Typically, a distributed architecture offers the following types of scalability:

  • Scale-out (horizontal scaling)

    With a scale-out, more nodes are added to an existing system to increase storage and compute capacities. For GaussDB(DWS), this means to expand the cluster size. To ensure proper resource utilization, make sure the hardware devices you add use the same specifications as the ones already in the cluster do.

  • Scale-in (horizontal scaling)

    Scale-in is the opposite of scale-out. With a scale-in, nodes are removed from an existing system to decrease storage and compute capacities and by doing so, increase resource utilization. GaussDB(DWS) is deployed by security ring, which means GaussDB(DWS) clusters are scaled in or out by security ring as well. We will talk about security rings in more detail in a later section.
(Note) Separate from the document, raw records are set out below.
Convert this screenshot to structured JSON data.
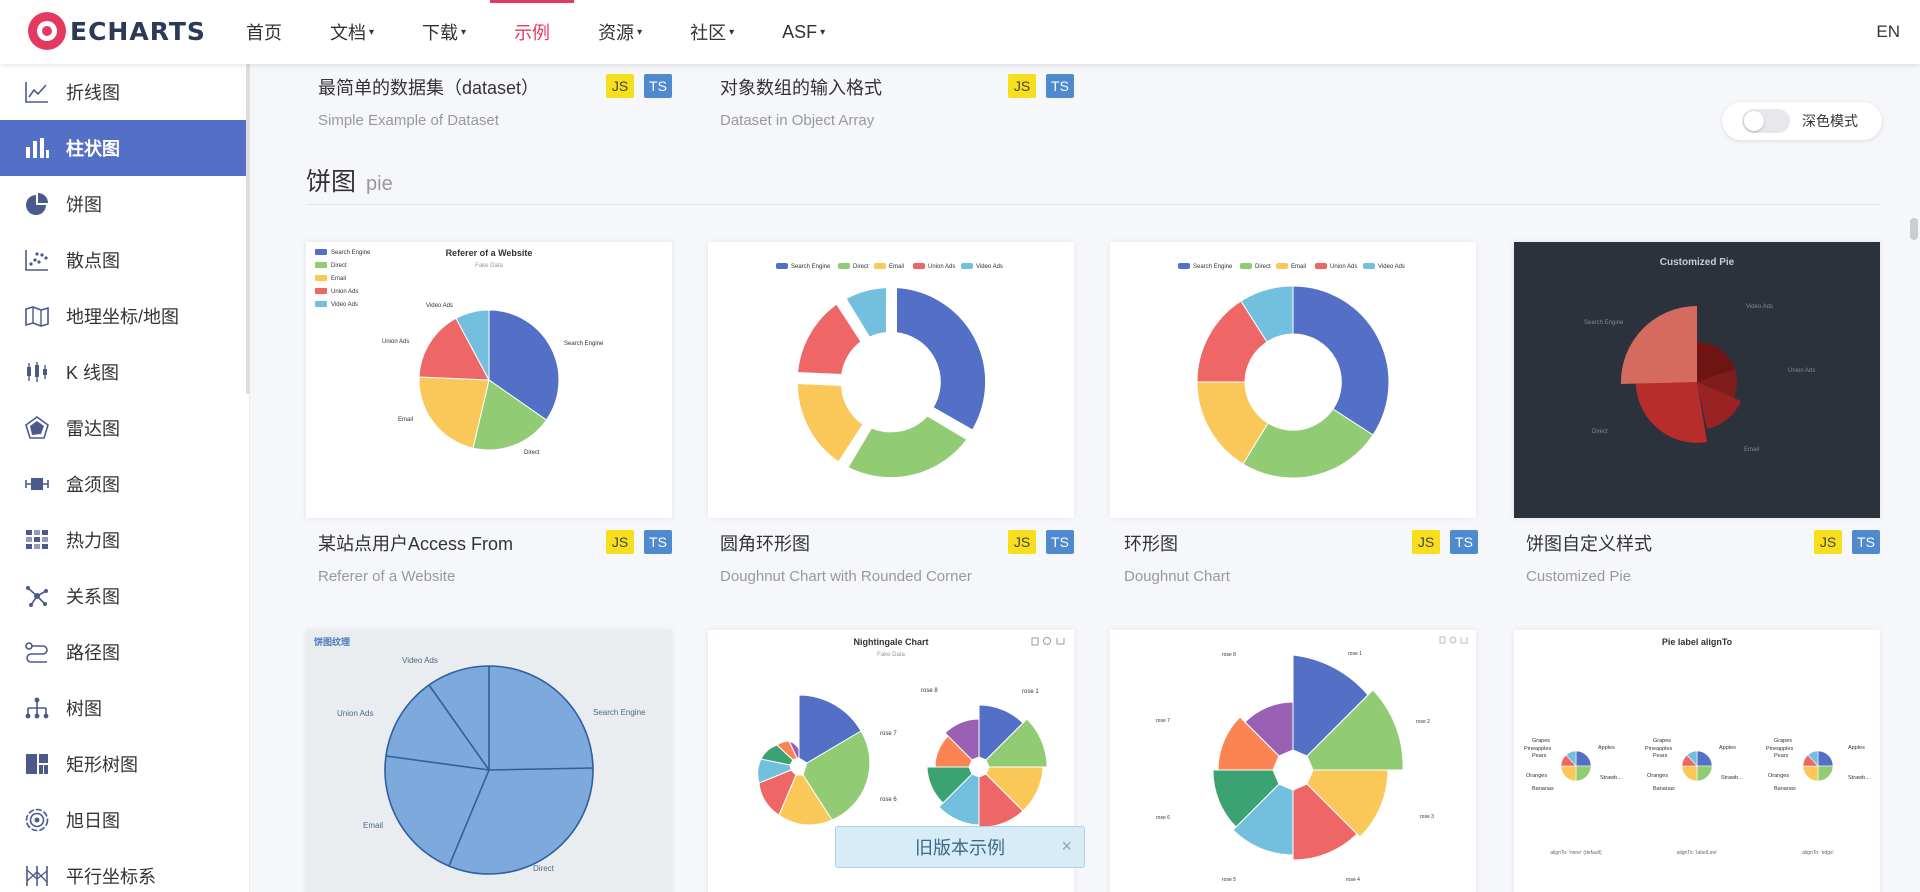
{
  "header": {
    "logo_text": "ECHARTS",
    "nav": [
      {
        "label": "首页",
        "dropdown": false,
        "active": false
      },
      {
        "label": "文档",
        "dropdown": true,
        "active": false
      },
      {
        "label": "下载",
        "dropdown": true,
        "active": false
      },
      {
        "label": "示例",
        "dropdown": false,
        "active": true
      },
      {
        "label": "资源",
        "dropdown": true,
        "active": false
      },
      {
        "label": "社区",
        "dropdown": true,
        "active": false
      },
      {
        "label": "ASF",
        "dropdown": true,
        "active": false
      }
    ],
    "caret": "▾",
    "lang": "EN"
  },
  "sidebar": {
    "items": [
      {
        "label": "折线图",
        "icon": "line-chart-icon"
      },
      {
        "label": "柱状图",
        "icon": "bar-chart-icon",
        "active": true
      },
      {
        "label": "饼图",
        "icon": "pie-chart-icon"
      },
      {
        "label": "散点图",
        "icon": "scatter-chart-icon"
      },
      {
        "label": "地理坐标/地图",
        "icon": "map-icon"
      },
      {
        "label": "K 线图",
        "icon": "candlestick-icon"
      },
      {
        "label": "雷达图",
        "icon": "radar-icon"
      },
      {
        "label": "盒须图",
        "icon": "boxplot-icon"
      },
      {
        "label": "热力图",
        "icon": "heatmap-icon"
      },
      {
        "label": "关系图",
        "icon": "graph-icon"
      },
      {
        "label": "路径图",
        "icon": "lines-icon"
      },
      {
        "label": "树图",
        "icon": "tree-icon"
      },
      {
        "label": "矩形树图",
        "icon": "treemap-icon"
      },
      {
        "label": "旭日图",
        "icon": "sunburst-icon"
      },
      {
        "label": "平行坐标系",
        "icon": "parallel-icon"
      }
    ]
  },
  "dark_mode": {
    "label": "深色模式",
    "enabled": false
  },
  "badges": {
    "js": "JS",
    "ts": "TS"
  },
  "top_row": [
    {
      "title": "最简单的数据集（dataset）",
      "subtitle": "Simple Example of Dataset"
    },
    {
      "title": "对象数组的输入格式",
      "subtitle": "Dataset in Object Array"
    }
  ],
  "section": {
    "title": "饼图",
    "subtitle": "pie"
  },
  "cards": [
    {
      "title": "某站点用户Access From",
      "subtitle": "Referer of a Website"
    },
    {
      "title": "圆角环形图",
      "subtitle": "Doughnut Chart with Rounded Corner"
    },
    {
      "title": "环形图",
      "subtitle": "Doughnut Chart"
    },
    {
      "title": "饼图自定义样式",
      "subtitle": "Customized Pie"
    }
  ],
  "thumbs": {
    "referer": {
      "title": "Referer of a Website",
      "subtitle": "Fake Data",
      "legend": [
        "Search Engine",
        "Direct",
        "Email",
        "Union Ads",
        "Video Ads"
      ]
    },
    "legend5": [
      "Search Engine",
      "Direct",
      "Email",
      "Union Ads",
      "Video Ads"
    ],
    "custom": {
      "title": "Customized Pie",
      "labels": [
        "Search Engine",
        "Video Ads",
        "Union Ads",
        "Email",
        "Direct"
      ]
    },
    "texture": {
      "title": "饼图纹理",
      "labels": [
        "Video Ads",
        "Search Engine",
        "Union Ads",
        "Email",
        "Direct"
      ]
    },
    "nightingale": {
      "title": "Nightingale Chart",
      "subtitle": "Fake Data",
      "labels": [
        "rose 8",
        "rose 1",
        "rose 7",
        "rose 6"
      ]
    },
    "rose": {
      "labels": [
        "rose 8",
        "rose 1",
        "rose 7",
        "rose 2",
        "rose 6",
        "rose 3",
        "rose 5",
        "rose 4"
      ]
    },
    "align": {
      "title": "Pie label alignTo",
      "labels": [
        "Grapes",
        "Pineapples",
        "Pears",
        "Oranges",
        "Bananas",
        "Apples",
        "Strawb..."
      ],
      "captions": [
        "alignTo: 'none' (default)",
        "alignTo: 'labelLine'",
        "alignTo: 'edge'"
      ]
    }
  },
  "colors": {
    "blue": "#5470c6",
    "green": "#91cc75",
    "yellow": "#fac858",
    "red": "#ee6666",
    "cyan": "#73c0de",
    "teal": "#3ba272",
    "orange": "#fc8452",
    "purple": "#9a60b4",
    "accent": "#e43961"
  },
  "old_version": {
    "label": "旧版本示例",
    "close": "×"
  }
}
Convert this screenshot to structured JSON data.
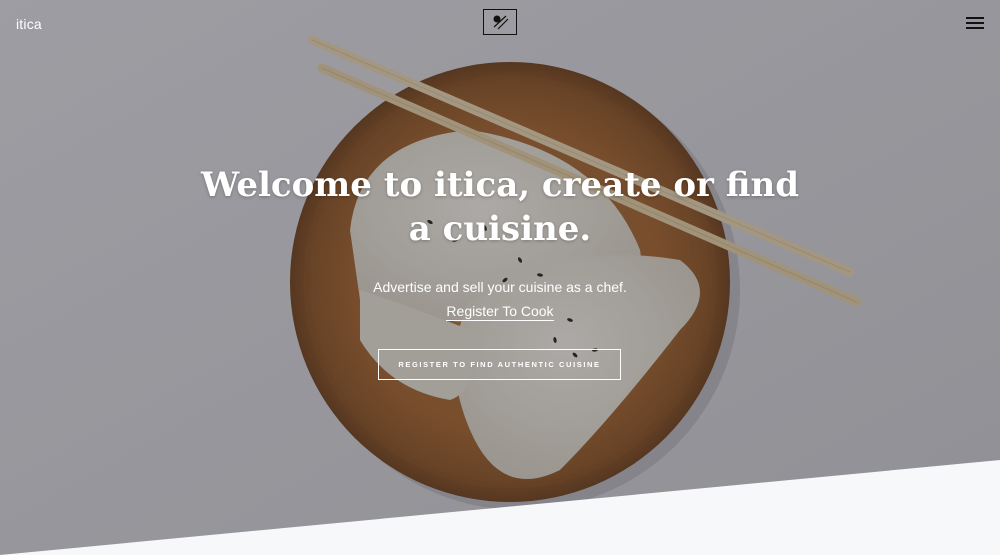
{
  "brand": {
    "name": "itica"
  },
  "logo": {
    "icon": "chopsticks-logo-icon"
  },
  "nav": {
    "menu_icon": "hamburger-menu-icon"
  },
  "hero": {
    "headline": "Welcome to itica, create or find a cuisine.",
    "subtext": "Advertise and sell your cuisine as a chef.",
    "register_cook_link": "Register To Cook",
    "cta_button": "REGISTER TO FIND AUTHENTIC CUISINE"
  },
  "colors": {
    "overlay": "#6b6b6f",
    "text": "#ffffff",
    "band": "#f7f8fa",
    "bowl": "#a5652d"
  }
}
  • Scale-up (vertical scaling)

    With a scale-up, more CPUs, memory, disks, or NICs are added to existing servers to increase the corresponding capacities. In some cases, lower-capacity hardware is replaced by higher-capacity ones. This is also referred to as hardware upgrade, which may entail an OS upgrade sometimes.

  • Scale-down (vertical scaling)

    Scale-down is the opposite of scale-up. With a scale-down, the hardware of an existing system is downgraded to match demand.

GaussDB(DWS) offers the standard data warehouse (DWS 2.0) and stream data warehouse, both of which use a distributed architecture with coupled storage and compute. They support both horizontal and vertical scaling. A cluster resizing option allows customers to perform horizontal and vertical scaling at the same time. The cluster topology can also be adjusted.

A Closer Look at GaussDB(DWS) Cluster Topology

To fully understand the scalability of GaussDB(DWS), one needs to understand GaussDB(DWS)'s typical cluster topology. The following figure shows a simplified ECS+EVS deployment structure of GaussDB(DWS).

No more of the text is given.